On a 50-question sample, Haiku matched Opus at 100%. At full scale — 3,853 questions — the results held:
| Model | Full-Scale A/B% | Relative Cost |
|---|---|---|
| Opus | 98% | 60x |
| Sonnet | 97% | 5x |
| Haiku | 95% | 1x |
The architecture compresses a 42-point model capability gap down to 3 points. And those last 3 points cost 60x more to close.
Why This Generalizes
The cognitive budget principle isn’t specific to our belief system or RAG. It appears at every level of LLM system design:
Chain-of-thought prompting works because it breaks one hard reasoning step into multiple steps that each fit within a single forward pass. Each token is one forward pass through the model. More tokens means more passes, each doing a small amount of work. CoT succeeds because it decomposes reasoning into budget-sized pieces.
Agentic protocols succeed for large models because each step (formulate query, call tool, interpret result) fits within their budget. The same protocol fails for smaller models because the cumulative overhead of managing the protocol exceeds their budget.
Checklists work for human cognition the same way. Gawande’s Checklist Manifesto documents how checklists don’t make pilots smarter — they decompose complex procedures into steps that fit within human cognitive budget under stress. The dual-path architecture is a checklist for LLMs.
The mechanism is always the same: don’t ask the system (human or AI) to do everything at once.
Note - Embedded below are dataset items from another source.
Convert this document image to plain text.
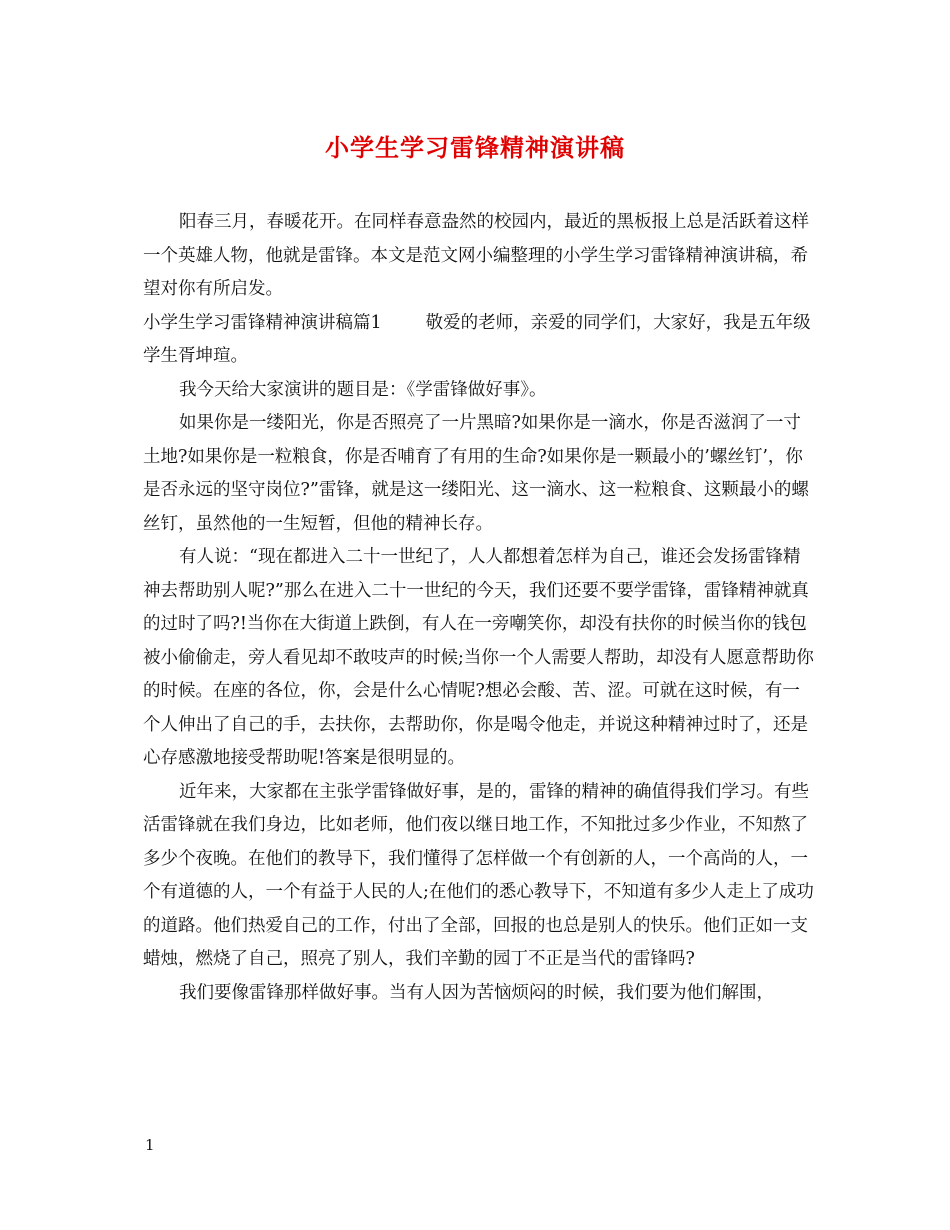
小学生学习雷锋精神演讲稿

阳春三月，春暖花开。在同样春意盎然的校园内，最近的黑板报上总是活跃着这样一个英雄人物，他就是雷锋。本文是范文网小编整理的小学生学习雷锋精神演讲稿，希望对你有所启发。

小学生学习雷锋精神演讲稿篇1	敬爱的老师，亲爱的同学们，大家好，我是五年级学生胥坤瑄。

我今天给大家演讲的题目是：《学雷锋做好事》。

如果你是一缕阳光，你是否照亮了一片黑暗?如果你是一滴水，你是否滋润了一寸土地?如果你是一粒粮食，你是否哺育了有用的生命?如果你是一颗最小的’螺丝钉’，你是否永远的坚守岗位?”雷锋，就是这一缕阳光、这一滴水、这一粒粮食、这颗最小的螺丝钉，虽然他的一生短暂，但他的精神长存。

有人说：“现在都进入二十一世纪了，人人都想着怎样为自己，谁还会发扬雷锋精神去帮助别人呢?”那么在进入二十一世纪的今天，我们还要不要学雷锋，雷锋精神就真的过时了吗?!当你在大街道上跌倒，有人在一旁嘲笑你，却没有扶你的时候当你的钱包被小偷偷走，旁人看见却不敢吱声的时候;当你一个人需要人帮助，却没有人愿意帮助你的时候。在座的各位，你，会是什么心情呢?想必会酸、苦、涩。可就在这时候，有一个人伸出了自己的手，去扶你，去帮助你，你是喝令他走，并说这种精神过时了，还是心存感激地接受帮助呢!答案是很明显的。

近年来，大家都在主张学雷锋做好事，是的，雷锋的精神的确值得我们学习。有些活雷锋就在我们身边，比如老师，他们夜以继日地工作，不知批过多少作业，不知熬了多少个夜晚。在他们的教导下，我们懂得了怎样做一个有创新的人，一个高尚的人，一个有道德的人，一个有益于人民的人;在他们的悉心教导下，不知道有多少人走上了成功的道路。他们热爱自己的工作，付出了全部，回报的也总是别人的快乐。他们正如一支蜡烛，燃烧了自己，照亮了别人，我们辛勤的园丁不正是当代的雷锋吗?

我们要像雷锋那样做好事。当有人因为苦恼烦闷的时候，我们要为他们解围，

1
Break it into pieces that fit within the system’s processing capacity.
Practical Implications
Decompose to fit, don’t upgrade to cover. When a task fails on a model, the instinct is to switch to a bigger model. The evidence says: restructure the task instead. Haiku + dual-path (95%, 1x cost) beats Opus + single-task (95.5%, 60x cost). Architecture is leverage; model size is brute force.
Estimate budget per model. Different models have different budgets. Opus handles multi-step agentic protocols with strict instructions. Sonnet handles single-step synthesis with permissive prompts. Haiku handles simple synthesis with minimal formatting overhead. Design your pipeline around the target model’s budget, not the most capable model available.
The merge pattern is general. Any task that can be decomposed into independent subtasks can use the merge pattern: run each subtask with a focused prompt, merge the results. The merge step is trivially cheap for any model because it operates on finished answers, not raw data.
Strict instructions are a regressive tax. A strict prompt instruction costs the same fixed budget regardless of model size. For large models this is negligible. For medium models it can be catastrophic. For small models it may be ignored entirely. Tune prompt strictness to match model capability.
Architecture improvements compound; model upgrades don’t. When you improve the architecture, every model benefits. When you upgrade one model, only that deployment benefits. The dual-path architecture lifted all six models we tested — across three model families, API and local.
The One-Day Arc
The entire research arc — from “these two systems seem close” to “here’s a general principle about LLM cognition validated across six models and 3,853 questions” — happened in a single day. Each finding raised a question that led to the next experiment:
TMS vs RAG gap seemed small → depth questions exposed the real gap → weaker models failed → the Sonnet anomaly → cognitive budget hypothesis → dual-path architecture → validated across all models → confirmed at scale.
No experiment was planned before the previous one’s results came in. The research direction emerged from the data. This itself is a lesson: with the right experimental platform, following each result to its natural next question produces a coherent research arc faster than planning one in advance.
The Bottom Line
The most important decision in an LLM system isn’t which model to use. It’s how to structure the task. A well-decomposed pipeline with a cheap model will consistently outperform an expensive model struggling with a task that exceeds its cognitive budget.
The model provides raw intelligence. The architecture determines how much of that intelligence actually reaches the output.